Below is the edited transcript of the interview on CNBC-TV18. Also watch the accompanying video.
Q: Investor can invest Rs 30,000 as lumpsum in mutual funds. He doesn't have health insurance. He has been insured through his company. He earns around Rs 10 lakh per annum. How should he allocate the money?
A: With the kind of income that you have, unless you have a lot of assets, the Rs 60 lakh cover that you have is not sufficient. You probably need to enhance that to about a crore or so and obviously you know the way to do it is through an online term plan clearly.
As far as this Rs 30,000 lumpsum is concerned, you have a long-term view. If you have a 10 year view, then it’s probably a little different. But if you have a 5 year view, since the amount is not very large, I would recommend a lumpsum investment in a balanced fund.
You could choose between HDFC Prudence or a Reliance Regular Saving Balanced Fund. Essentially, for a 5 year horizon, that's what I would recommend, given the amount that you are planning to invest.

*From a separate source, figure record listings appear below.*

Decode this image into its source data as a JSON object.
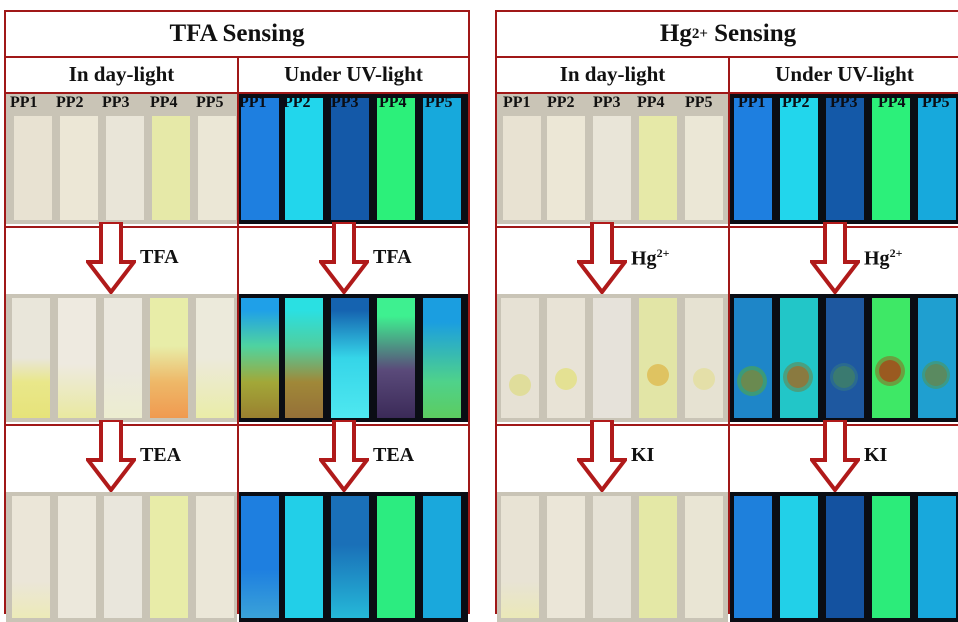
{
  "panels": [
    {
      "title_main": "TFA Sensing",
      "title_sup": "",
      "title_rest": "",
      "col_a": "In day-light",
      "col_b": "Under UV-light",
      "reagent1": "TFA",
      "reagent1_sup": "",
      "reagent2": "TEA"
    },
    {
      "title_main": "Hg",
      "title_sup": "2+",
      "title_rest": " Sensing",
      "col_a": "In day-light",
      "col_b": "Under UV-light",
      "reagent1": "Hg",
      "reagent1_sup": "2+",
      "reagent2": "KI"
    }
  ],
  "strip_labels": [
    "PP1",
    "PP2",
    "PP3",
    "PP4",
    "PP5"
  ],
  "colors": {
    "border": "#a01818",
    "day_strips": [
      "#e8e2d2",
      "#ece7d6",
      "#e9e5d8",
      "#e6e9a8",
      "#ebe7d6"
    ],
    "uv_strips": [
      "#1e7fe0",
      "#22d6ec",
      "#1459a8",
      "#2cf07a",
      "#17a9dc"
    ]
  }
}
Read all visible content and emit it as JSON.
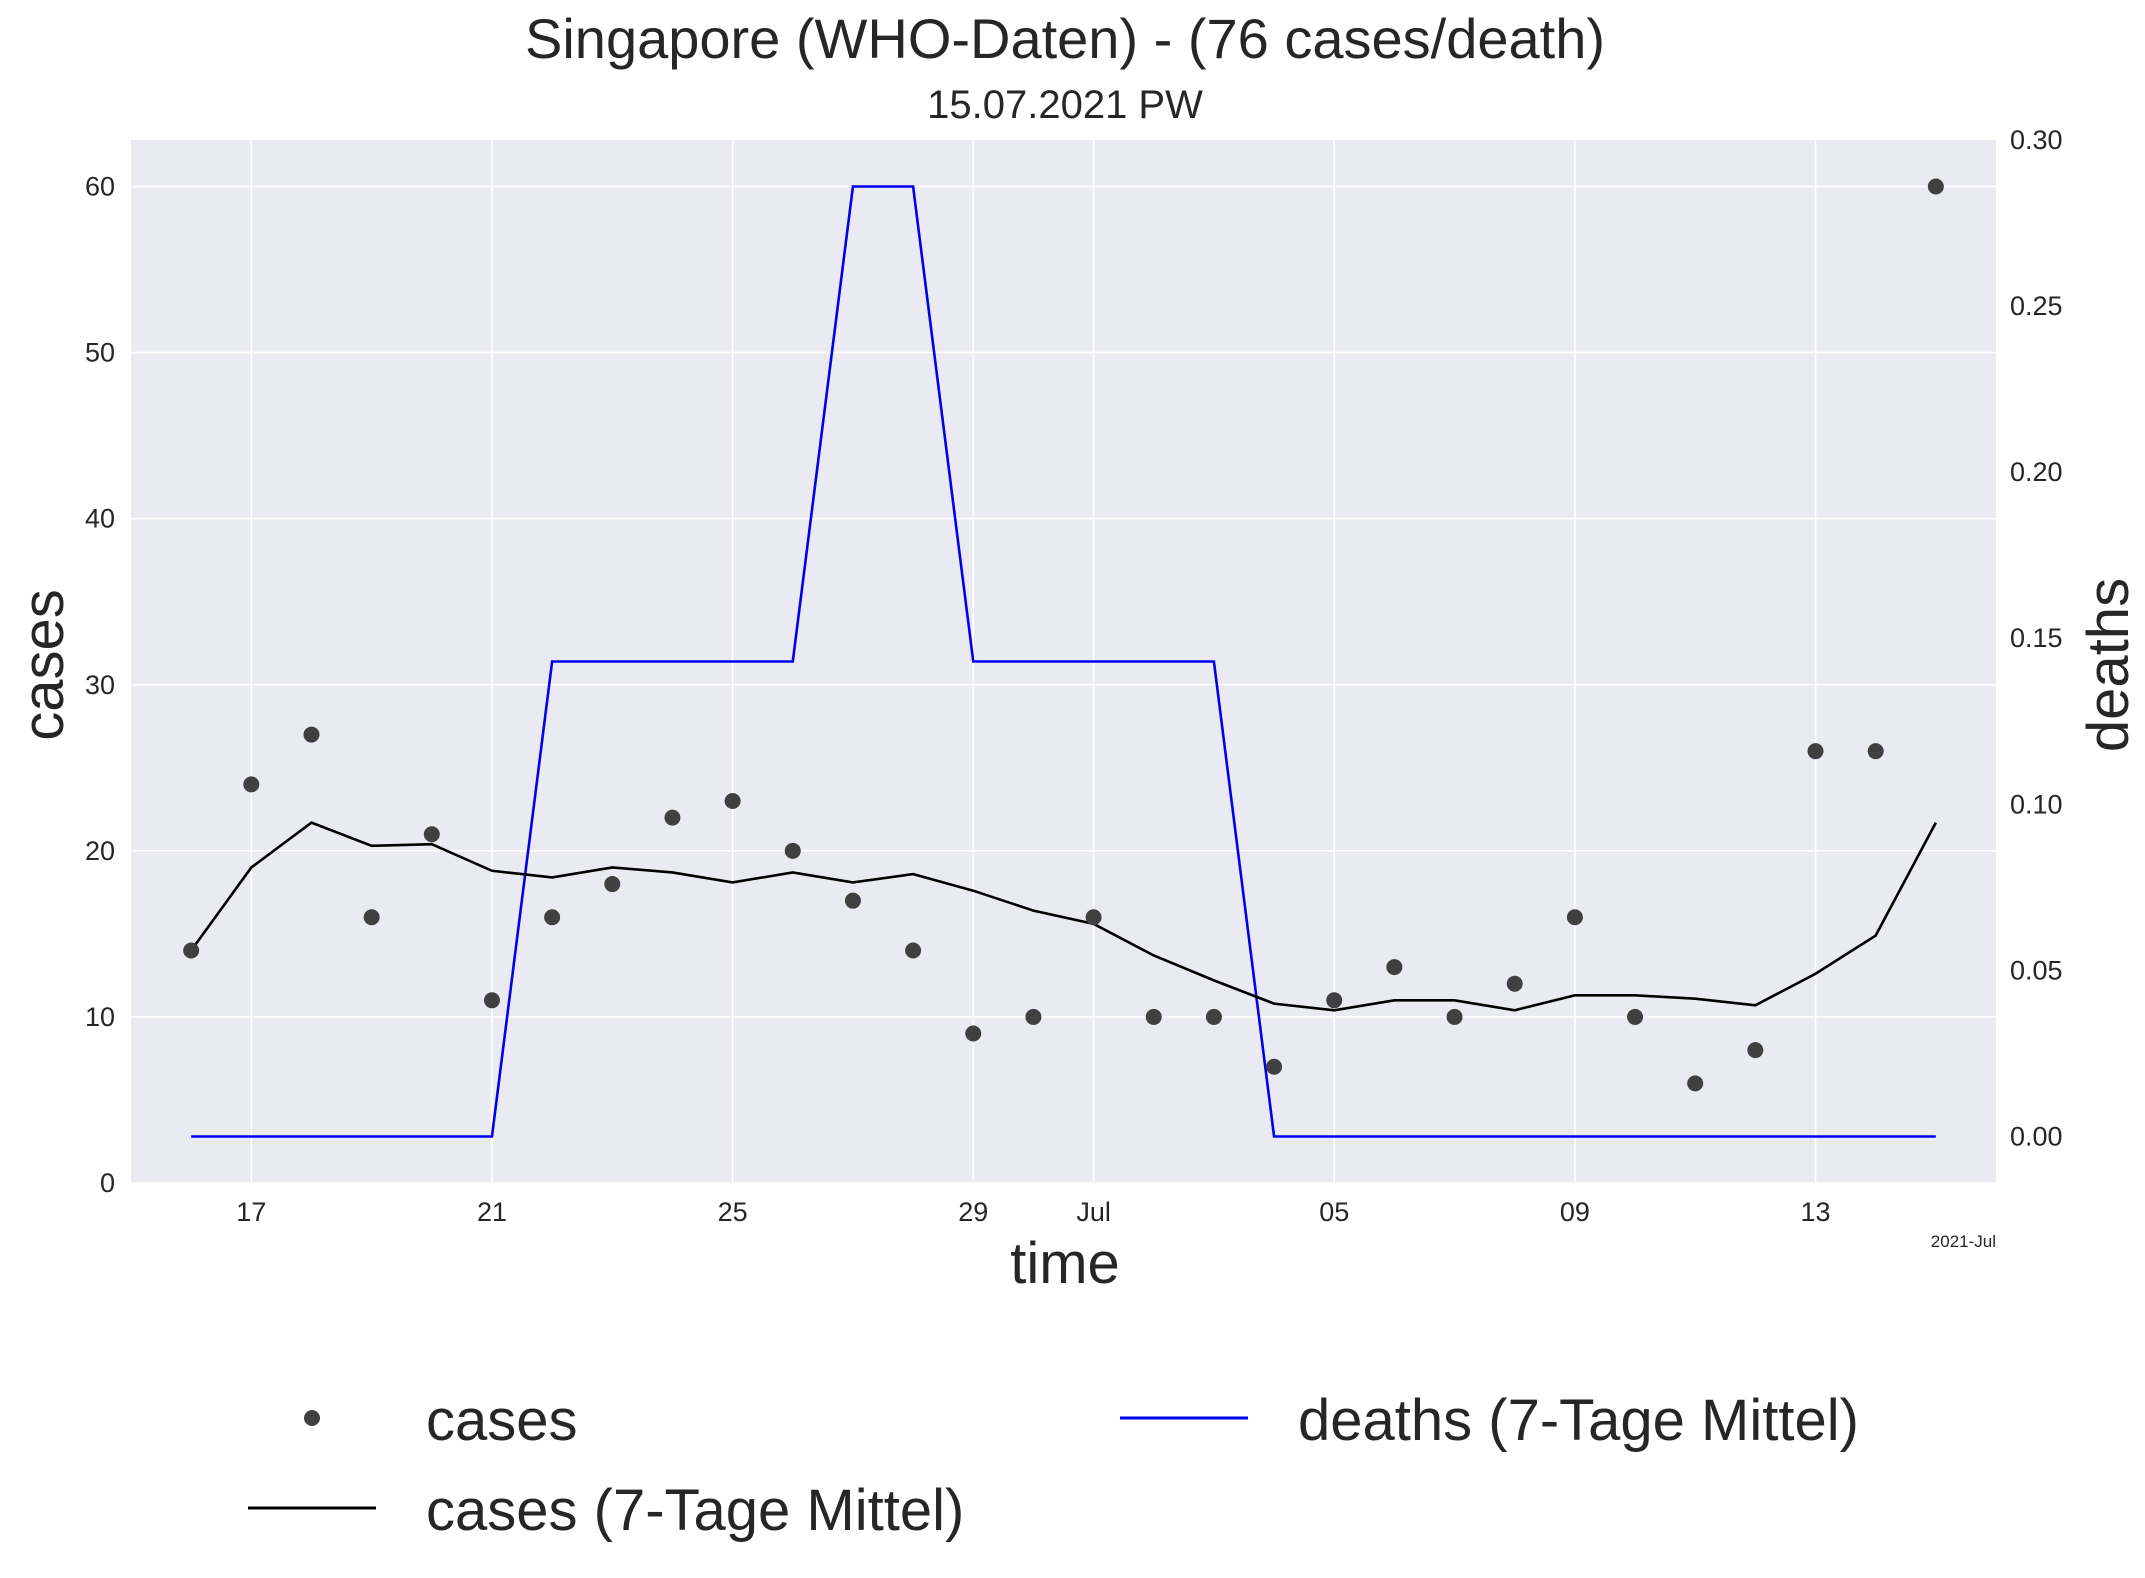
{
  "chart_data": {
    "type": "line",
    "title": "Singapore (WHO-Daten) - (76 cases/death)",
    "subtitle": "15.07.2021 PW",
    "xlabel": "time",
    "ylabel": "cases",
    "y2label": "deaths",
    "x_offset_label": "2021-Jul",
    "x": [
      "2021-06-16",
      "2021-06-17",
      "2021-06-18",
      "2021-06-19",
      "2021-06-20",
      "2021-06-21",
      "2021-06-22",
      "2021-06-23",
      "2021-06-24",
      "2021-06-25",
      "2021-06-26",
      "2021-06-27",
      "2021-06-28",
      "2021-06-29",
      "2021-06-30",
      "2021-07-01",
      "2021-07-02",
      "2021-07-03",
      "2021-07-04",
      "2021-07-05",
      "2021-07-06",
      "2021-07-07",
      "2021-07-08",
      "2021-07-09",
      "2021-07-10",
      "2021-07-11",
      "2021-07-12",
      "2021-07-13",
      "2021-07-14",
      "2021-07-15"
    ],
    "xlim": [
      "2021-06-15",
      "2021-07-16"
    ],
    "x_ticks": [
      {
        "date": "2021-06-17",
        "label": "17"
      },
      {
        "date": "2021-06-21",
        "label": "21"
      },
      {
        "date": "2021-06-25",
        "label": "25"
      },
      {
        "date": "2021-06-29",
        "label": "29"
      },
      {
        "date": "2021-07-01",
        "label": "Jul"
      },
      {
        "date": "2021-07-05",
        "label": "05"
      },
      {
        "date": "2021-07-09",
        "label": "09"
      },
      {
        "date": "2021-07-13",
        "label": "13"
      }
    ],
    "ylim": [
      0,
      62.8
    ],
    "y_ticks": [
      0,
      10,
      20,
      30,
      40,
      50,
      60
    ],
    "y2lim": [
      -0.014,
      0.3
    ],
    "y2_ticks": [
      "0.00",
      "0.05",
      "0.10",
      "0.15",
      "0.20",
      "0.25",
      "0.30"
    ],
    "grid": true,
    "legend_position": "bottom",
    "colors": {
      "background": "#eaeaf2",
      "grid": "#ffffff",
      "cases_points": "#404040",
      "cases_avg": "#000000",
      "deaths_avg": "#0000ee",
      "deaths_label": "#0000ee"
    },
    "series": [
      {
        "name": "cases",
        "axis": "left",
        "style": "points",
        "values": [
          14,
          24,
          27,
          16,
          21,
          11,
          16,
          18,
          22,
          23,
          20,
          17,
          14,
          9,
          10,
          16,
          10,
          10,
          7,
          11,
          13,
          10,
          12,
          16,
          10,
          6,
          8,
          26,
          26,
          60
        ]
      },
      {
        "name": "cases (7-Tage Mittel)",
        "axis": "left",
        "style": "line",
        "values": [
          14,
          19,
          21.7,
          20.3,
          20.4,
          18.8,
          18.4,
          19,
          18.7,
          18.1,
          18.7,
          18.1,
          18.6,
          17.6,
          16.4,
          15.6,
          13.7,
          12.2,
          10.8,
          10.4,
          11,
          11,
          10.4,
          11.3,
          11.3,
          11.1,
          10.7,
          12.6,
          14.9,
          21.7
        ]
      },
      {
        "name": "deaths (7-Tage Mittel)",
        "axis": "right",
        "style": "line",
        "values": [
          0,
          0,
          0,
          0,
          0,
          0,
          0.143,
          0.143,
          0.143,
          0.143,
          0.143,
          0.286,
          0.286,
          0.143,
          0.143,
          0.143,
          0.143,
          0.143,
          0,
          0,
          0,
          0,
          0,
          0,
          0,
          0,
          0,
          0,
          0,
          0
        ]
      }
    ]
  }
}
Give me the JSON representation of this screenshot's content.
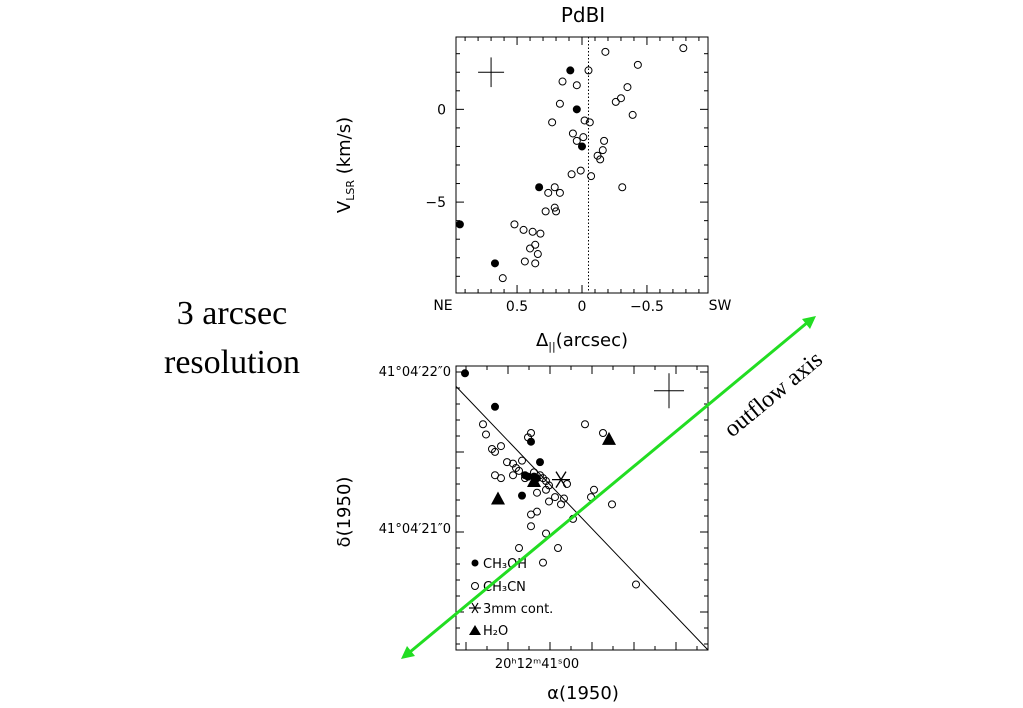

Q: If it's a 10 year frame?
A: If it's a 10 year frame, you can afford to go a little more aggressive. You can look at large cap and equity diversified funds rather than go for the relative safety of a balanced fund.
Q: An investor wants to invest Rs 2,000 per month in equity exposure. He wants to invest for 10-15 years for his children's education. How should he allocate the money?
A: If your time horizon is large, if it is 10-15 years, you should definitely look at a reasonably aggressive portfolio where you can put in about 90% in large cap and diversified equity funds. We had indicated the fund names in response to the first question. You can look at Franklin Bluechip. You can look at HDFC Top 200, DSP Blackrock Top 100.
I would advocate, if you don't have any debt exposure, out of this amount you put aside about Rs 200-300 every month in a PPF, about 90% in a equity mutual fund, about 10% in a high-yielding debt instrument like a PPF. That I would say would be a good mix.
You should review your insurance because employer provided insurance may not remain with you if you leave your job. Secondly, employers continuously review the cover because it's becoming more expensive. That's something I would advise you to review. Consult a good personal finance adviser and review your entire plan with him. That really would be the advice.